César repart sans sa salade

Une pénurie de laitue pousse des restaurateurs à réduire les portions de salade dans les assiettes. Le manque n’est toutefois que temporaire, et devrait se résorber au mois de décembre.

Les deux produits les plus affectés sont la laitue iceberg et la romaine, a indiqué Sylvain Charlebois, directeur scientifique du Laboratoire de sciences analytiques en agroalimentaire de l’Université Dalhousie.

Le Canada « ne produit pas [de salade] à cette période de l’année, puis surtout, les prix [aux États-Unis] sont avantageux. »

« On dépend beaucoup de la laitue californienne en novembre, a-t-il ajouté. Et la récolte n’a pas été très bonne. La sécheresse, assez sévère au mois d’octobre, a affecté la croissance de la laitue. »

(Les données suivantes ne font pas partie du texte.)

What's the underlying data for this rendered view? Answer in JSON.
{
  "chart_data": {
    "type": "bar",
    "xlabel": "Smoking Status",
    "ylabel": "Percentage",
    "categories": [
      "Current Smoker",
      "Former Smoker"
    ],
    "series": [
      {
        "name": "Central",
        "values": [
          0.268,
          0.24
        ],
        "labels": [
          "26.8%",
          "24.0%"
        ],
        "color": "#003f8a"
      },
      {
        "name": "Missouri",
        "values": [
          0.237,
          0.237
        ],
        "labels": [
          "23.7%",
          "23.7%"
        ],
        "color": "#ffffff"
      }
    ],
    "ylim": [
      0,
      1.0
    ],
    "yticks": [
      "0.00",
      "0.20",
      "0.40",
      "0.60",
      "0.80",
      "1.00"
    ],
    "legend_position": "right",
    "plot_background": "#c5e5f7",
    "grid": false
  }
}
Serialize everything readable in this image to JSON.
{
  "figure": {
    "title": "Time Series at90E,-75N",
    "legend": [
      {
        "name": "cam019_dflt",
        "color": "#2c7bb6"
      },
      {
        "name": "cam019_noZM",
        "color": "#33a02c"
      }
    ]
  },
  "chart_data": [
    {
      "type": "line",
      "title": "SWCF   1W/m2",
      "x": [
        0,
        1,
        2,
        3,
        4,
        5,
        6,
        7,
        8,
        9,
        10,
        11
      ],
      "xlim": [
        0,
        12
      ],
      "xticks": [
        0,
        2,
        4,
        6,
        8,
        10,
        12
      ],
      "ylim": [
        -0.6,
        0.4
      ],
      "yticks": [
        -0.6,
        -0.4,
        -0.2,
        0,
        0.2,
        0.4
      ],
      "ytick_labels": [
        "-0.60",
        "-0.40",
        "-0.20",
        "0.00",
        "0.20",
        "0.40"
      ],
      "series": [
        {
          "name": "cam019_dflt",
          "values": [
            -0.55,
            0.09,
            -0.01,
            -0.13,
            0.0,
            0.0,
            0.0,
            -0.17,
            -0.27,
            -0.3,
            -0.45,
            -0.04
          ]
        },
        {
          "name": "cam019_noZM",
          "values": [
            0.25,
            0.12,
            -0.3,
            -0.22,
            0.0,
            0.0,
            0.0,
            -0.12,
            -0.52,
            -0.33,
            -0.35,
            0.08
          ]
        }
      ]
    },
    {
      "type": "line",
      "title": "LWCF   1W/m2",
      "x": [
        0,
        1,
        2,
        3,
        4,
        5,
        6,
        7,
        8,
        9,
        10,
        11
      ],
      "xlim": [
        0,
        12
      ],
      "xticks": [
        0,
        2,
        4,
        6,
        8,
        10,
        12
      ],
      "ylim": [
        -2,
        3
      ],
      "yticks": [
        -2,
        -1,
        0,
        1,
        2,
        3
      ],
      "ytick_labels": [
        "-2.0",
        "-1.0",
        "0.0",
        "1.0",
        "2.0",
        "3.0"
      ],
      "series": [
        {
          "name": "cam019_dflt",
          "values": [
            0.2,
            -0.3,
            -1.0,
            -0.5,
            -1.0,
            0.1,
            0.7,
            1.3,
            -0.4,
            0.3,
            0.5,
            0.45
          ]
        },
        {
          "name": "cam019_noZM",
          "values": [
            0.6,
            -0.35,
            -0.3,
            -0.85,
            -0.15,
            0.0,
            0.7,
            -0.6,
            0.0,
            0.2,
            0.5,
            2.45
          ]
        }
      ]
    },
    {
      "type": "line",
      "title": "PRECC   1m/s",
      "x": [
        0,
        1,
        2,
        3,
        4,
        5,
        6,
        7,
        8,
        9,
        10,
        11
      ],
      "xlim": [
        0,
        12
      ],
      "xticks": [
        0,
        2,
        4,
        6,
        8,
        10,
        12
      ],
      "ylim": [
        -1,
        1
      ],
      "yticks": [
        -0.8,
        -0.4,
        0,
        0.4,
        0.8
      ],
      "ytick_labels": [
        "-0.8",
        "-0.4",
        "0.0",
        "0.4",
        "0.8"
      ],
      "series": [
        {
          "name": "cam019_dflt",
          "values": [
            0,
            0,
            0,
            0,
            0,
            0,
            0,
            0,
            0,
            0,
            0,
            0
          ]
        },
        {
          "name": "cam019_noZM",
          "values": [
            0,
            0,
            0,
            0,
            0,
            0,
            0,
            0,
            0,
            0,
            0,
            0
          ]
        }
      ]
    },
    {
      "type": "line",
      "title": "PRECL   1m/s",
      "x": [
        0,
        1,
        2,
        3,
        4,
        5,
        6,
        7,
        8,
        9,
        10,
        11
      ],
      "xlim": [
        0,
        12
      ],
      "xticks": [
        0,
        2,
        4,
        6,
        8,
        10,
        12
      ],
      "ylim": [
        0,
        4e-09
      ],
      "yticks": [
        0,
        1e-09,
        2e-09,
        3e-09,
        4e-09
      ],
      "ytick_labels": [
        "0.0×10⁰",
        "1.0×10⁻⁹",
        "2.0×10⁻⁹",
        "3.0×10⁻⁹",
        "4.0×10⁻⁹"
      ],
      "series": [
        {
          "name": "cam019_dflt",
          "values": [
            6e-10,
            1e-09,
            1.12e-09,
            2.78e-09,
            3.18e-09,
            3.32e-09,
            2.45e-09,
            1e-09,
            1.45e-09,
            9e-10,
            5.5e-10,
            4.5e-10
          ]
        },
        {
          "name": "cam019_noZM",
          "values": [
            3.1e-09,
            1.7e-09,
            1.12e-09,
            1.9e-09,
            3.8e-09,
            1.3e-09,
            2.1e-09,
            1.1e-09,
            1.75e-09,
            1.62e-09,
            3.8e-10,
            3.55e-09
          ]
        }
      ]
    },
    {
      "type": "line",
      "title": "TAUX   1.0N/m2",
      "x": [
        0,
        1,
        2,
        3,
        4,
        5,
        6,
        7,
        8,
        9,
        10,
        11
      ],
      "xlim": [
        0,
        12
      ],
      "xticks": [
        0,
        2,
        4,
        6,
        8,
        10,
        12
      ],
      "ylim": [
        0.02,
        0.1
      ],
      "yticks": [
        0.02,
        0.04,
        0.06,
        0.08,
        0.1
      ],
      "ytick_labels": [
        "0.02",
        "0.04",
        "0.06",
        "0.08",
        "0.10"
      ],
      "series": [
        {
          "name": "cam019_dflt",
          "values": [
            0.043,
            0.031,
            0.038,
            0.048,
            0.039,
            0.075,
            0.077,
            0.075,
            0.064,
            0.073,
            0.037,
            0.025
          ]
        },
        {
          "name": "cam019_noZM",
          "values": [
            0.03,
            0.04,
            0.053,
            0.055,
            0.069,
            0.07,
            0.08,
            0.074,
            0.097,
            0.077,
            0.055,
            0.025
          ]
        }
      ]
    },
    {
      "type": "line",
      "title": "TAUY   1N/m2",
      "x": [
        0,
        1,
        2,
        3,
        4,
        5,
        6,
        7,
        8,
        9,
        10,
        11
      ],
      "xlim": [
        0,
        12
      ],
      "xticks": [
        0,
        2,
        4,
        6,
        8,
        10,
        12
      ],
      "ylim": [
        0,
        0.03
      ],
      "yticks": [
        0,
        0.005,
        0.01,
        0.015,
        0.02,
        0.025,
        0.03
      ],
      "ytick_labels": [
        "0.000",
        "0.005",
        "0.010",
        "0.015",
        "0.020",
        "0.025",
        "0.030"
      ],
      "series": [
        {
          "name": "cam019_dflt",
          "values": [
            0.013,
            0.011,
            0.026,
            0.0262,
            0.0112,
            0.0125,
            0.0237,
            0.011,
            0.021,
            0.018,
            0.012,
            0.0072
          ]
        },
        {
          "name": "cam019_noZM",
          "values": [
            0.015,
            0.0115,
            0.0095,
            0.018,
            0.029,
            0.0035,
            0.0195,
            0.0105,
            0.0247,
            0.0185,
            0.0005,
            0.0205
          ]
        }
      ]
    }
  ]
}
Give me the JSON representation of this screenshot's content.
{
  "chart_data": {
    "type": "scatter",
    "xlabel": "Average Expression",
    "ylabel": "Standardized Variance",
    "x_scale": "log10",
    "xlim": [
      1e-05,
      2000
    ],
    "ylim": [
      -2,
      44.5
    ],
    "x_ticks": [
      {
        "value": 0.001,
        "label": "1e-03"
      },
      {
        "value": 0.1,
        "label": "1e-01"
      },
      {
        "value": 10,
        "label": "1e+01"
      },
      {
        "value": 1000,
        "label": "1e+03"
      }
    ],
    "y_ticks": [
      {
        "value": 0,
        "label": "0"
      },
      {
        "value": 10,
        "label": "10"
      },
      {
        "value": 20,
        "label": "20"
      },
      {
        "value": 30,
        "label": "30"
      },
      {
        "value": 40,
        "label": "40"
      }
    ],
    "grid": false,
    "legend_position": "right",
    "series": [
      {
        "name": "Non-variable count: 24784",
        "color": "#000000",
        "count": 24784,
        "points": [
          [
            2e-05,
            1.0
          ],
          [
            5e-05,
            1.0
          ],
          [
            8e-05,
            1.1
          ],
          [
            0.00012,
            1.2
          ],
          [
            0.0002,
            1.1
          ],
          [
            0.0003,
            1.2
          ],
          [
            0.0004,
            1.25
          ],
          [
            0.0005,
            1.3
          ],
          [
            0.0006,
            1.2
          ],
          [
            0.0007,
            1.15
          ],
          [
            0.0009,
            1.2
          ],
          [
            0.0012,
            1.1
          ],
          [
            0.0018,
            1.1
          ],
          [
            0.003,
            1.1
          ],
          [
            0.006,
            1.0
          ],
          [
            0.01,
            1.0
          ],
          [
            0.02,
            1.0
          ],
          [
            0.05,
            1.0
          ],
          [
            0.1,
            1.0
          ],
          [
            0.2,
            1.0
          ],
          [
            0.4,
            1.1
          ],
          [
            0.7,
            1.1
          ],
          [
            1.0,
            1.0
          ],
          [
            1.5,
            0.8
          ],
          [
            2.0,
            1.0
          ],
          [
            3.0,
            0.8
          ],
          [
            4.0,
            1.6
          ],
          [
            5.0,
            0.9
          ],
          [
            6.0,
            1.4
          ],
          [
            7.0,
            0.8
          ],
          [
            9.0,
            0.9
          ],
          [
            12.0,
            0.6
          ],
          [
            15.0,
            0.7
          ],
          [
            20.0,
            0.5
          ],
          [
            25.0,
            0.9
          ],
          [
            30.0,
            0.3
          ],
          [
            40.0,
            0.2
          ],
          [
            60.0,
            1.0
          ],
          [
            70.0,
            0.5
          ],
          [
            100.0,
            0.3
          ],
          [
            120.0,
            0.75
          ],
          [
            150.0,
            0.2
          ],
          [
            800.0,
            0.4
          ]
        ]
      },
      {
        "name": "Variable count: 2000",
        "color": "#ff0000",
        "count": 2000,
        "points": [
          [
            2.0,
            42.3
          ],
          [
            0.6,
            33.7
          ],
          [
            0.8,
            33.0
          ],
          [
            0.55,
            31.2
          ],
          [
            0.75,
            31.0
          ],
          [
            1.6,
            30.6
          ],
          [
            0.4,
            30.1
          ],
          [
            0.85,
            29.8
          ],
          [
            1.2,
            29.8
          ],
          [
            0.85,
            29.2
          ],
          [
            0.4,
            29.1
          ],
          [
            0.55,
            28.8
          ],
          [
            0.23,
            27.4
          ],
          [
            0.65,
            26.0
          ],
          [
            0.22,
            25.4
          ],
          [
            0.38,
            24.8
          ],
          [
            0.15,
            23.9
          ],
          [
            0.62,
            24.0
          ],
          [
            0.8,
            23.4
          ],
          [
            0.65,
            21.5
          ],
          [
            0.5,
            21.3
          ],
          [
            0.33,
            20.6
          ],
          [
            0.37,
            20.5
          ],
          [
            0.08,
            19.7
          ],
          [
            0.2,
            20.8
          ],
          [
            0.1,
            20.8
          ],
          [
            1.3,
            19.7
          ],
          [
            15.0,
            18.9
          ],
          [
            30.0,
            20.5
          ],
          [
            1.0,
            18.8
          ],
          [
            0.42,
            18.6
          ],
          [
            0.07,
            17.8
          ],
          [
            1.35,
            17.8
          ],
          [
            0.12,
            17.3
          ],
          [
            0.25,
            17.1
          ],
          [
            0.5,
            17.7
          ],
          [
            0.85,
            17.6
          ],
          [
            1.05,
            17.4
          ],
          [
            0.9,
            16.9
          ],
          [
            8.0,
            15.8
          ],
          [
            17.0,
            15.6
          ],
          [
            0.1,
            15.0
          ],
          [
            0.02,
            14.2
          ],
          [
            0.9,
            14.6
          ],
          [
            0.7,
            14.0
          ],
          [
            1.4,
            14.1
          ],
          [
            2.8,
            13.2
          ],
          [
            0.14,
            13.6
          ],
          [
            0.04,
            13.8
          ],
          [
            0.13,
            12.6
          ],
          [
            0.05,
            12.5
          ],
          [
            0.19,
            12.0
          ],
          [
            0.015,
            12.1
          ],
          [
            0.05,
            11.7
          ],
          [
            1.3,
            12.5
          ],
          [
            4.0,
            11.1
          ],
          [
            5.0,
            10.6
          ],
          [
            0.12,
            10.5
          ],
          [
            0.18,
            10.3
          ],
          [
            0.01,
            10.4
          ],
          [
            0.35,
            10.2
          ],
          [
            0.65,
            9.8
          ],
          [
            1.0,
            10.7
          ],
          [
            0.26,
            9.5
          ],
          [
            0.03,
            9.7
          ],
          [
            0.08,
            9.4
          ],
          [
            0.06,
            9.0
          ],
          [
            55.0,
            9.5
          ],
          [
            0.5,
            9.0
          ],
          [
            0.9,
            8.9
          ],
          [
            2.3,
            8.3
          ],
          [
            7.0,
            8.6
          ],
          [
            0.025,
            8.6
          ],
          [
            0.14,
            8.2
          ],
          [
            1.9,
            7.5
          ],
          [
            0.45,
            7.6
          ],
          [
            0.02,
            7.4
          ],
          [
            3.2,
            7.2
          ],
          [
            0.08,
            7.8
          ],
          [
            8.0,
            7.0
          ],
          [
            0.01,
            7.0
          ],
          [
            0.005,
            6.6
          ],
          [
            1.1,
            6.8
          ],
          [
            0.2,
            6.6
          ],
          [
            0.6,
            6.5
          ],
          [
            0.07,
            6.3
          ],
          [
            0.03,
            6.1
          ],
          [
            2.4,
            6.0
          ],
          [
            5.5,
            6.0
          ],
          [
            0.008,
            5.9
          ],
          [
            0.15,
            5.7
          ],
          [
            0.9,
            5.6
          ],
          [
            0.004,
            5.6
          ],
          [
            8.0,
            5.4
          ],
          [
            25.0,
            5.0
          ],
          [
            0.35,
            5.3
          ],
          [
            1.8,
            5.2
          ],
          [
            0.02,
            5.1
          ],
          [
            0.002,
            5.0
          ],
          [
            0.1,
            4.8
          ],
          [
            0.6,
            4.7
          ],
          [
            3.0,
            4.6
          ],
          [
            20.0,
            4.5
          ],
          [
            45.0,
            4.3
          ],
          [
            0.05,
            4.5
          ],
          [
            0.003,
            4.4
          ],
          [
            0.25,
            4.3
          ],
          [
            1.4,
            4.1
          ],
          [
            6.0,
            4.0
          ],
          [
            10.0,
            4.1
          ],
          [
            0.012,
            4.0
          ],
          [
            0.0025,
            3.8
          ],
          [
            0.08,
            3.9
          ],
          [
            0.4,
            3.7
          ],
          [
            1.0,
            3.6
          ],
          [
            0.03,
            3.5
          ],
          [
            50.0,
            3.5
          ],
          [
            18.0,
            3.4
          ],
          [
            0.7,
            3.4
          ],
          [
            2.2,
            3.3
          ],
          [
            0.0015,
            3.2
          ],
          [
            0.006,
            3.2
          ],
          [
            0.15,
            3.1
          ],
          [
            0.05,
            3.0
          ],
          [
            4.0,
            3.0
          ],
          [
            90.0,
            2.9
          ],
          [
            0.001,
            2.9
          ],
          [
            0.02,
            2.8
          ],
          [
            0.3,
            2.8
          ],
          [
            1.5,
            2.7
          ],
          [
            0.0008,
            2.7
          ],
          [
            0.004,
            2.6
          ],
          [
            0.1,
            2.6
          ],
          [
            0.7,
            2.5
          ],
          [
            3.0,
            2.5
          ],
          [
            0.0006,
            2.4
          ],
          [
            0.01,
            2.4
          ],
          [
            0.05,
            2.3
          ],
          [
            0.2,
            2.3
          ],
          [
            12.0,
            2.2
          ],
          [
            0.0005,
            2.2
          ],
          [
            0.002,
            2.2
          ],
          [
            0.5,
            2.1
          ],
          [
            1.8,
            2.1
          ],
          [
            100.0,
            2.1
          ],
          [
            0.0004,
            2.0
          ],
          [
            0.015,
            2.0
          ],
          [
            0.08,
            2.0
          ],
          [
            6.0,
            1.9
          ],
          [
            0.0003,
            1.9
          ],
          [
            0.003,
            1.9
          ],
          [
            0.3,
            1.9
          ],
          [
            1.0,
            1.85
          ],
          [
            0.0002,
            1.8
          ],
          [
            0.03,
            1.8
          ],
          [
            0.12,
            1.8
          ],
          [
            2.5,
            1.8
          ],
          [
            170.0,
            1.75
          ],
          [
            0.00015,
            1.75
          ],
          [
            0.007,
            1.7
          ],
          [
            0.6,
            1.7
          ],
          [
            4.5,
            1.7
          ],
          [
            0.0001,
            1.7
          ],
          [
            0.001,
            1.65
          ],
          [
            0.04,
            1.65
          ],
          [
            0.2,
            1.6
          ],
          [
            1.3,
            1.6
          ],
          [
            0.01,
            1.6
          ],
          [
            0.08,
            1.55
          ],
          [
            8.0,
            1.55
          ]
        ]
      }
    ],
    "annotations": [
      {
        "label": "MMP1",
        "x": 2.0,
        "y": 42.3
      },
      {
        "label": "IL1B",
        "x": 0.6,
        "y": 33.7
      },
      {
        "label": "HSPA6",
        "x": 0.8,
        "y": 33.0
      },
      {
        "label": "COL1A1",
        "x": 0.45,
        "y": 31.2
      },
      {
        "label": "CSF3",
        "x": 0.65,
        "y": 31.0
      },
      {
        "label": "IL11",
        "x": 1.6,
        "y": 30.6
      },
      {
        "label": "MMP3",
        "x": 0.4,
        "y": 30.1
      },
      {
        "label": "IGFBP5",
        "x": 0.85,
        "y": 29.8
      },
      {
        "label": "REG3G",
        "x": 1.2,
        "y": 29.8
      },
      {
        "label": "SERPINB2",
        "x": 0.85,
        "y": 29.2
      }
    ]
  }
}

L’Agence canadienne d’inspection des aliments a par ailleurs strictement réglementé les importations de salade provenant « des comtés de Santa Cruz, Santa Clara, San Benito et Monterey de la vallée du Salinas, en Californie, entre le 28 septembre et le 22 décembre 2022. » Des « éclosions de maladies d’origine alimentaire de E. coli » ont pris leur source à ces endroits de manière « récurrente ».

« En décembre, le relais [des exportations] sera donné à l’Arizona, et là, les choses devraient revenir à la normale », prévoit M. Charlebois.

Des sandwichs moins verts

 

Le Devoir a constaté dimanche que Subway affiche sur le comptoir de plusieurs succursales avoir « instauré une réduction temporaire des portions de laitue pour composer avec cette pénurie ».

La franchise invoque des « difficultés d’approvisionnement » causées par des « événements climatiques ». Elle prévoit elle aussi un rétablissement de la situation en décembre, « au moment où les récoltes de laitue se feront dans de nouvelles régions », mais n’espère pas d’améliorations d’ici là.

Photo: Le Devoir « Le Devoir » a constaté dimanche que Subway affiche sur le comptoir de plusieurs succursales avoir « instauré une réduction temporaire des portions de laitue pour composer avec cette pénurie ».

Mais ce n’est que la face cachée de l’iceberg. La chaîne de restauration rapide Harvey’s indique elle aussi, lorsqu’on veut passer une commande, être « à court de laitue à [son] comptoir de garnitures ».

Un fil Reddit dédié au sujet a même été créé sur le réseau social. « Je travaille dans un resto. On a retiré la salade césar du menu temporairement. La romaine coûte trop cher », a écrit un utilisateur anonyme. Le Devoir n’a pas pu vérifier cette information.

Les restaurants doivent « absorber l’augmentation des prix. On ne vous chargera pas un dollar de plus pour de la laitue. Alors, ils ne l’offrent tout simplement pas [la salade] », explique Sylvain Charlebois, qui pense que le légume s’effacera probablement des menus pendant un temps.

En juin dernier, la chaîne de restauration rapide Poulet Frit Kentucky avait coupé sa salade avec du chou face à l’inflation, provoquant la colère du premier ministre australien. « Le chou, ce n’est pas la même chose que de la laitue », avait réagi Anthony Albanese, en qualifiant l’affaire de « chou gate ».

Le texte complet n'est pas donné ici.